Conference Series LLC invites all the participants across the globe to attend the "6th International Conference and Exhibition on Pharmaceutical Regulatory Affairs & IPR (Regulatory Affairs 2016) slated on September 29-30, 2016 at Orlando, USA. Regulatory Affairs 2016 provides the perfect one-stop resource with the information and knowledge resources to help you develop skills and learn proven strategies and techniques to help you overcome the challenges you face in the Regulatory profession.
  • The global revenue for advanced drug delivery systems is estimated to be $151.3 billion in 2013. In 2018, revenues are estimated to reach nearly $173.8 billion, demonstrating a compound annual growth rate (CAGR) of 2.8%.
  • Europe contributed about 27% of the total drug delivery market in 2010 and was $36 billion.
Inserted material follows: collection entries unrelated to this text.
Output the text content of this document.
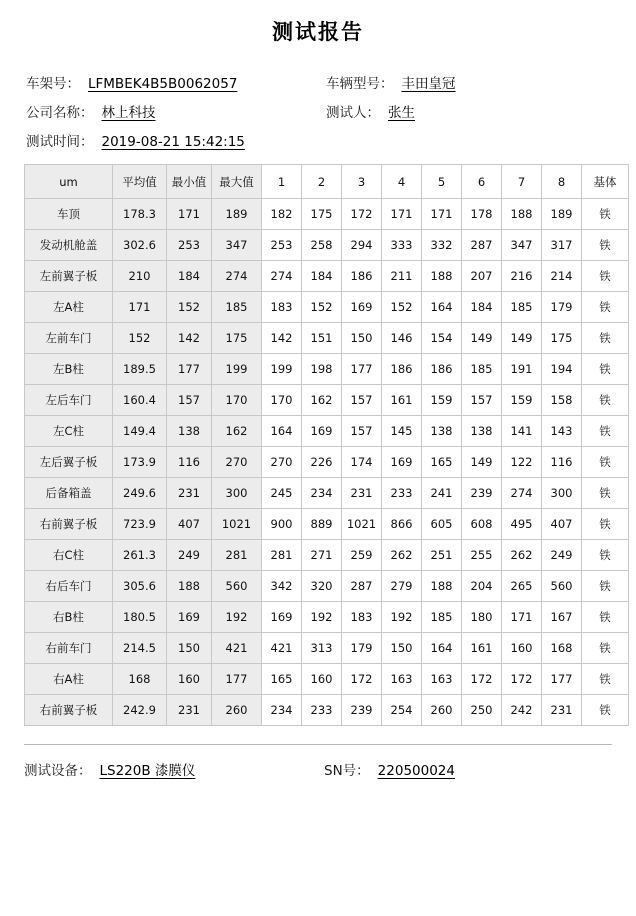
测试报告
车架号： LFMBEK4B5B0062057	车辆型号： 丰田皇冠
公司名称： 林上科技	测试人： 张生
测试时间： 2019-08-21 15:42:15
um	平均值	最小值	最大值	1	2	3	4	5	6	7	8	基体
车顶	178.3	171	189	182	175	172	171	171	178	188	189	铁
发动机舱盖	302.6	253	347	253	258	294	333	332	287	347	317	铁
左前翼子板	210	184	274	274	184	186	211	188	207	216	214	铁
左A柱	171	152	185	183	152	169	152	164	184	185	179	铁
左前车门	152	142	175	142	151	150	146	154	149	149	175	铁
左B柱	189.5	177	199	199	198	177	186	186	185	191	194	铁
左后车门	160.4	157	170	170	162	157	161	159	157	159	158	铁
左C柱	149.4	138	162	164	169	157	145	138	138	141	143	铁
左后翼子板	173.9	116	270	270	226	174	169	165	149	122	116	铁
后备箱盖	249.6	231	300	245	234	231	233	241	239	274	300	铁
右前翼子板	723.9	407	1021	900	889	1021	866	605	608	495	407	铁
右C柱	261.3	249	281	281	271	259	262	251	255	262	249	铁
右后车门	305.6	188	560	342	320	287	279	188	204	265	560	铁
右B柱	180.5	169	192	169	192	183	192	185	180	171	167	铁
右前车门	214.5	150	421	421	313	179	150	164	161	160	168	铁
右A柱	168	160	177	165	160	172	163	163	172	172	177	铁
右前翼子板	242.9	231	260	234	233	239	254	260	250	242	231	铁
测试设备： LS220B 漆膜仪	SN号： 220500024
BCC expects this market to grow to $49 billion by 2016 at a CAGR of 5.6%
  • The global generics sector reached $269.8 billion in 2012. This sector is expected to reach $300.9 billion in 2013 and $518.5 billion in 2018, with a compound annual growth rate (CAGR) of 11.5%.
2016 Highlights:
  • 300+ Participation (70 Industry: 30 Academia)
  • 5+ Keynote Speakers
  • 50+ Plenary Speakers
  • 20+ Exhibitors
  • 14 Innovative Educational Sessions
  • 5+ Workshops
  • B2B Meetings
Why Should I Attend?
  • Novel approaches about the drug delivery systems development and industrializing insights & gain the latest technologies about novel drug delivery systems and applications
  • Meeting with 50+ industrial experts, 50+ academic speakers, 50+Pharmaceutical Companies, 120+decision-makers interacting
  • Finding novel opportunities of doing NDDS business and dynamically providing the “value addition” to pharmaceutical R&D businesses
  • Bridging the gap between Academia and Industry in novel research methods of DDS
  • Emphasis on novel strategies for formulation and drug delivery system’s latest updates to drive your market share accordingly
  • Learn on the applications of novel DDS for treating major diseases to progress the drug portfolio industrialization pathways
Who Should Attend?
Pharmaceutical, biotech, CRO, diagnostic and academic professionals specializing in:
  • Drug Delivery
  • Product Development
  • Formulation / Pre-Formulation
  • Structure and Informatics
  • Pharmaceutical Development
  • Technology Assessment
  • PK / PD
  • Medicinal Chemistry
  • Licensing
  • Outsourcing
  • Partnering / Alliance Management
  • Regulatory Affairs
  • Lifecycle Management
  • External Manufacturing

Conference Highlights

  • Regulatory Affairs
  • Regulatory & Pharmacovigilance
  • Clinical Affairs & Regulatory Strategies
  • Regulatory Cooperation and Reliance
  • Pharmaceutical Regulatory Environment
  • Regulation and Global Regulatory Affairs
  • Biologics and Biosimilars
  • Best Industry Practices
  • Intellectual Property Rights
  • Marketing Authorizations-Affordable Healthcare and Fair Trade
  • Medical Device & Combination Products Regulations
  • Regulatory Strategies and Developments
  • Regulatory Requirements for Pharmaceuticals
  • Entrepreneurs Investment Meet

Special Issues

  •  All accepted abstracts will be published in respective OMICS   International Journals.
  •  Abstracts will be provided with Digital Object Identifier by Cross Ref.